Or, d’un point de vue strictement théorique, il est possible de contester de tels présupposés ainsi que leurs incidences, parce qu’ils véhiculent  une compréhension insuffisante voire immature de la liberté. Cette dernière ne peut, selon nous, être seulement comprise à partir de l’idée de plénipotence : la toute-puissance est un moment nécessaire de la liberté, mais il faut aussi considérer qu’être libre, c’est aussi choisir et se nier comme liberté. Pour se déterminer (et sortir de l’indétermination initiale), il faut savoir où aller. Par conséquent, nous postulons, à l’inverse de ce qu’affirme le cadre théorique des études de genre, que le concept de liberté ne peut être dissocié du concept de vérité.

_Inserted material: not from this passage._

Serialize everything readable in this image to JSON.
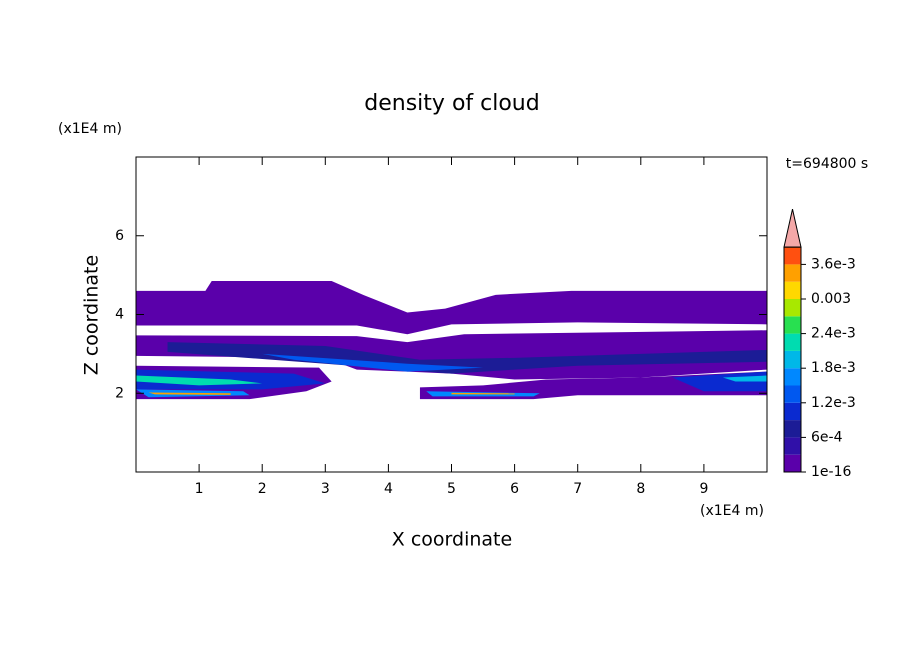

Sans vouloir imposer un ordre arbitrairement préétabli, il faut considérer que tout choix ne nous structure pas également ; tout ne nous édifie pas. Les choix sont donc à évaluer ; la tradition et la culture, en ce sens, sans être des références absolues, peuvent être un précieux soutien.

Il n’y a donc pas de liberté réelle sans connaissance de ce que nous devons faire ou choisir. C’est sur la base de la connaissance des adultes que la liberté de l’enfant par exemple se structure. Nous sommes de ceux qui philosophiquement pensent que l’autorité (auctor, « faire grandir », étymologiquement en latin)  et la tradition (tradere, « transmettre ») sont les conditions sine qua non de la construction du soi, si bien que tout déracinement aurait sur l’individu des conséquences catastrophiques.[12]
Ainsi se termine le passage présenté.